The model was trained with different input and normalization values. The inputs are in the range [0-255] (not [0-1]) and the mean, std values are

mean = [114.75, 114.75, 114.75]
std = [57.375, 57.375, 57.375]

See util.py for more info.

hello! I'm sorry to bother you again.I solved all my error in finetune work about 10 days ago.But Today i have a question about the network itself.
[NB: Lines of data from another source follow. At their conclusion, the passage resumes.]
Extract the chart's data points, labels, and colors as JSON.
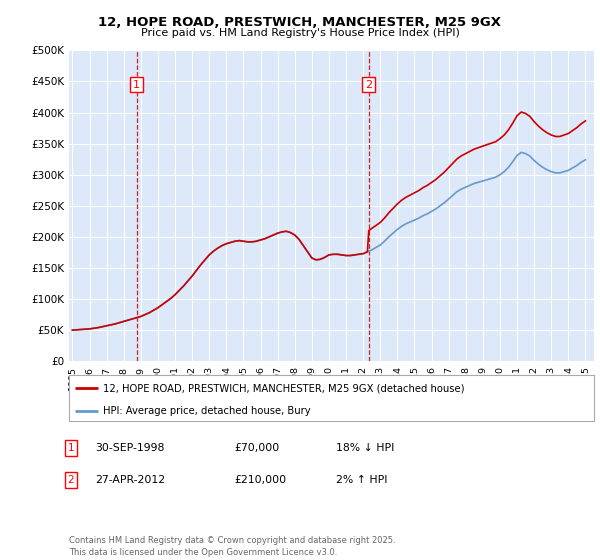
{
  "title_line1": "12, HOPE ROAD, PRESTWICH, MANCHESTER, M25 9GX",
  "title_line2": "Price paid vs. HM Land Registry's House Price Index (HPI)",
  "ylabel_ticks": [
    "£0",
    "£50K",
    "£100K",
    "£150K",
    "£200K",
    "£250K",
    "£300K",
    "£350K",
    "£400K",
    "£450K",
    "£500K"
  ],
  "ytick_values": [
    0,
    50000,
    100000,
    150000,
    200000,
    250000,
    300000,
    350000,
    400000,
    450000,
    500000
  ],
  "xlim_start": 1994.8,
  "xlim_end": 2025.5,
  "ylim_min": 0,
  "ylim_max": 500000,
  "background_color": "#dde8f8",
  "grid_color": "#ffffff",
  "sale1_date": 1998.75,
  "sale1_price": 70000,
  "sale1_label": "1",
  "sale2_date": 2012.33,
  "sale2_price": 210000,
  "sale2_label": "2",
  "legend_line1": "12, HOPE ROAD, PRESTWICH, MANCHESTER, M25 9GX (detached house)",
  "legend_line2": "HPI: Average price, detached house, Bury",
  "line_color_red": "#cc0000",
  "line_color_blue": "#6699cc",
  "hpi_x": [
    1995,
    1995.25,
    1995.5,
    1995.75,
    1996,
    1996.25,
    1996.5,
    1996.75,
    1997,
    1997.25,
    1997.5,
    1997.75,
    1998,
    1998.25,
    1998.5,
    1998.75,
    1999,
    1999.25,
    1999.5,
    1999.75,
    2000,
    2000.25,
    2000.5,
    2000.75,
    2001,
    2001.25,
    2001.5,
    2001.75,
    2002,
    2002.25,
    2002.5,
    2002.75,
    2003,
    2003.25,
    2003.5,
    2003.75,
    2004,
    2004.25,
    2004.5,
    2004.75,
    2005,
    2005.25,
    2005.5,
    2005.75,
    2006,
    2006.25,
    2006.5,
    2006.75,
    2007,
    2007.25,
    2007.5,
    2007.75,
    2008,
    2008.25,
    2008.5,
    2008.75,
    2009,
    2009.25,
    2009.5,
    2009.75,
    2010,
    2010.25,
    2010.5,
    2010.75,
    2011,
    2011.25,
    2011.5,
    2011.75,
    2012,
    2012.25,
    2012.5,
    2012.75,
    2013,
    2013.25,
    2013.5,
    2013.75,
    2014,
    2014.25,
    2014.5,
    2014.75,
    2015,
    2015.25,
    2015.5,
    2015.75,
    2016,
    2016.25,
    2016.5,
    2016.75,
    2017,
    2017.25,
    2017.5,
    2017.75,
    2018,
    2018.25,
    2018.5,
    2018.75,
    2019,
    2019.25,
    2019.5,
    2019.75,
    2020,
    2020.25,
    2020.5,
    2020.75,
    2021,
    2021.25,
    2021.5,
    2021.75,
    2022,
    2022.25,
    2022.5,
    2022.75,
    2023,
    2023.25,
    2023.5,
    2023.75,
    2024,
    2024.25,
    2024.5,
    2024.75,
    2025
  ],
  "hpi_raw": [
    50000,
    50500,
    51000,
    51500,
    52000,
    53000,
    54000,
    55500,
    57000,
    58500,
    60000,
    62000,
    64000,
    66000,
    68000,
    70000,
    72000,
    75000,
    78000,
    82000,
    86000,
    91000,
    96000,
    101000,
    107000,
    114000,
    121000,
    129000,
    137000,
    146000,
    155000,
    163000,
    171000,
    177000,
    182000,
    186000,
    189000,
    191000,
    193000,
    194000,
    193000,
    192000,
    192000,
    193000,
    195000,
    197000,
    200000,
    203000,
    206000,
    208000,
    209000,
    207000,
    203000,
    196000,
    186000,
    176000,
    166000,
    163000,
    164000,
    167000,
    171000,
    172000,
    172000,
    171000,
    170000,
    170000,
    171000,
    172000,
    173000,
    176000,
    179000,
    183000,
    187000,
    193000,
    200000,
    206000,
    212000,
    217000,
    221000,
    224000,
    227000,
    230000,
    234000,
    237000,
    241000,
    245000,
    250000,
    255000,
    261000,
    267000,
    273000,
    277000,
    280000,
    283000,
    286000,
    288000,
    290000,
    292000,
    294000,
    296000,
    300000,
    305000,
    312000,
    321000,
    331000,
    336000,
    334000,
    330000,
    323000,
    317000,
    312000,
    308000,
    305000,
    303000,
    303000,
    305000,
    307000,
    311000,
    315000,
    320000,
    324000
  ],
  "footer": "Contains HM Land Registry data © Crown copyright and database right 2025.\nThis data is licensed under the Open Government Licence v3.0."
}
I find your resnet.py self.conv1 = nn.Conv3d(3, 64, kernel_size=(5, 7, 7), stride=(2, 2, 2), padding=(2, 3, 3), bias=False) however when i checked the Nonlocal (caffe2): conv_blob = model.ConvNd( data, 'conv1', 3, 64, [1 + use_temp_convs_set[0][0] 2, 7, 7], strides=[temp_strides_set[0][0], 2, 2], pads=[use_temp_convs_set[0][0], 3, 3] 2, weight_init=('MSRAFill', {}), bias_init=('ConstantFill', {'value': 0.}), no_bias=1 ) Here use_temp_convs_set[0][0]=2 , so we get (5,7,7) ,That is OK! But temp_strides_set[0][0]=1 so stride is (1,2,2) != (2,2,2) Also ,The same problem appear in self.maxpool1 = nn.MaxPool3d(kernel_size=(2, 3, 3), stride=(2, 2, 2), padding=(0, 0, 0)),the stride is (1,3,3) not (2,3,3) I am confused about this !I hope you can solve my question.

Also I find the output every layer is: torch.Size([4, 64, 32, 112, 112])→conv1 torch.Size([4, 256, 32, 55, 55])→pool1 torch.Size([4, 256, 16, 55, 55]) →res2 torch.Size([4, 256, 16, 55, 55]) →pool2 torch.Size([4, 512, 16, 28, 28]) →res3 torch.Size([4, 1024, 16, 14, 14]) →res4 torch.Size([4, 2048, 16, 7, 7]) →res5

the [32,55,55] != [32,56,56] I think this may due to the pooling difference between pytorch and caffe! What is your opinion?Thank you!

Tushar-N commented 4 years ago

I'm actually not too sure about the differences in caffe2/pytorch ops, but you might be onto something. As far as I know, the output activation size in the caffe2 model is also [32,55,55] for pool1. You can test this by running python -m utils.layer_by_layer --model r50 and printing out the sizes of the activations for each network.

Also, FAIR has recently released their SlowFast codebase which has I3D + NL model definitions as well. It's probably a good idea to use their code, or look at their video_model_builder.py for reference if you want to continue using this simplified codebase.